Acabo de escribir sobre mi musa y la sustancia que la embriaga. Acabo de escribir palabras de anhelo, fuerza, positivismo que, por momentos, se han visto diluidas.
Aun sin ser consciente de la pésima recibida, me tumbo en la cama. Esto no debería haber ocurrido tan pronto. Sí, estaba preparado, dejé constancia de ello por escrito; no obstante, no estaba lo suficiente para que ocurriera ahora. Mis peores presagios han surgido, mis ilusiones más preciadas volatilizadas.
Me la imagino, a ella y a su delirio. De pie, con el abrigo y bolsas de la compra, las persianas bajadas y diciendo qué es de noche, presa del pánico que produce el olvidar y no entender por qué. Se me parte el corazón solo de imaginarlo. Y aún más si intento convencer a mi aturullado cerebro de que ni siquiera ha reconocido a su propia hija.

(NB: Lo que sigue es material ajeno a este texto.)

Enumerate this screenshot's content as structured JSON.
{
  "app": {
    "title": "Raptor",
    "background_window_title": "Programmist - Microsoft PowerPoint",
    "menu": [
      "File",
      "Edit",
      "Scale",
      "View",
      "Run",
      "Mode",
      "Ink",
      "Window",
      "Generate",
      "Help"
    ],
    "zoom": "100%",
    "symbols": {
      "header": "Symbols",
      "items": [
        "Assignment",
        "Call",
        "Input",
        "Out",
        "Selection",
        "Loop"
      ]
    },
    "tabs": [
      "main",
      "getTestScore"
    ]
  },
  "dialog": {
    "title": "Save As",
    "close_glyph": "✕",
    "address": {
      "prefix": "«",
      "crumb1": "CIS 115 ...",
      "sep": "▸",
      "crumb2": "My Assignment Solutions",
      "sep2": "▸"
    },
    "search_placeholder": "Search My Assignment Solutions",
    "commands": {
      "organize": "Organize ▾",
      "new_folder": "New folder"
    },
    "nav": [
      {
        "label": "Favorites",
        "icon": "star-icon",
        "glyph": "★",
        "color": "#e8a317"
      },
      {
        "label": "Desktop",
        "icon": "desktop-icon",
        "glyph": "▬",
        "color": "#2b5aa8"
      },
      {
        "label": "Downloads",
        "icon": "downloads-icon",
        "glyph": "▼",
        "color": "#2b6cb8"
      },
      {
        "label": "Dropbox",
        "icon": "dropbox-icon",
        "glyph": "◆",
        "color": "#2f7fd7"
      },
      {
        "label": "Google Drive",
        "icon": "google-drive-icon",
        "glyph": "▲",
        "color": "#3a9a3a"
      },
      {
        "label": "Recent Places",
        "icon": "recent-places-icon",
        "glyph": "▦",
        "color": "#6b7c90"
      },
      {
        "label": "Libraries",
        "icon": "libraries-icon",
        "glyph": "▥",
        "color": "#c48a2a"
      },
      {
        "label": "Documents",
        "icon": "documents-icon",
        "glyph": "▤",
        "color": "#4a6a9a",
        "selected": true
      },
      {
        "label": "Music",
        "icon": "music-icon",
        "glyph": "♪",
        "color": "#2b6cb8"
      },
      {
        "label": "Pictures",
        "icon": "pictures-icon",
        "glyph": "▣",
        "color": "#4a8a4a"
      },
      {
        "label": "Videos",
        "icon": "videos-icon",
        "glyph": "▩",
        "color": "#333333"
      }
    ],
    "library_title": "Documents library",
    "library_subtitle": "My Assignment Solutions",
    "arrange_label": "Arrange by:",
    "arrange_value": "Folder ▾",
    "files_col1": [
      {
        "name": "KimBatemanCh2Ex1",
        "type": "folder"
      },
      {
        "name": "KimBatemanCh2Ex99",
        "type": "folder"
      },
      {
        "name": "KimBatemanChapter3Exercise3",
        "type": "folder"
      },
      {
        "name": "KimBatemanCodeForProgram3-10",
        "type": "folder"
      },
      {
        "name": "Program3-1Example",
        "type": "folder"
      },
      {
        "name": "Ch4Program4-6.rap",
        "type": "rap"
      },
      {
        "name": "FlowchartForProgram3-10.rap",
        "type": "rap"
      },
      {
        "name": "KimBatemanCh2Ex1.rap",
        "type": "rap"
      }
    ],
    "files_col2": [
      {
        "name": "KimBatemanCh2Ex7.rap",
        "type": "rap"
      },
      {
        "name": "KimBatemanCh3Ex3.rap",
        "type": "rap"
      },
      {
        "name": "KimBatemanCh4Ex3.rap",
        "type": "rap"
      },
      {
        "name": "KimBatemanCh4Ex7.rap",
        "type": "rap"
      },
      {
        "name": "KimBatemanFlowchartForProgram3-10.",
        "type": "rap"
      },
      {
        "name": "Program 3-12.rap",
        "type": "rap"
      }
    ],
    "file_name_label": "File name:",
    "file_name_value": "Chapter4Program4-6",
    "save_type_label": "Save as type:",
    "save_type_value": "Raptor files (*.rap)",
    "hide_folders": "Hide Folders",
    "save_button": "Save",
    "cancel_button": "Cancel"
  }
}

Por ahí dicen que no volverá a ser, otros que existe una ligera posibilidad de que su cabeza no haya vaciado todos y cada uno de sus pensamientos. Yo, paralizado por el miedo y la angustia del conocer por fin lo que la realidad nos brinda, intento consolarme. Consolarme a la vez que me convenzo que antes o después esto ocurriría, que es ley de vida y ya lo debería tener asumido.
Ahora, en estos instantes de decadencia emocional, me doy cuenta que tal vez no tendré portentosos músculos, pero soy una persona fuerte y decidida a resurgir con una sonrisa, a pesar de que hacerlo produzca en mí un dolor insoportable.
Quizás la próxima vez que la visite no se acuerde de mí, de su adorado nieto, pero no por ello tenemos que afirmar que todo este río de olvido ha llegado a su desembocadura. Tal vez mi madre y el resto de mi familia piensen así, que esto significa un punto y final. Seamos objetivos, no volveremos a aquellos felices años de risas y desenfado, no obstante, esto solo nos obliga a detenernos un instante y luego a continuar, aunque en la travesía ya no nos acompañe su cordura. En conclusión, no hay punto y final, solo punto y aparte.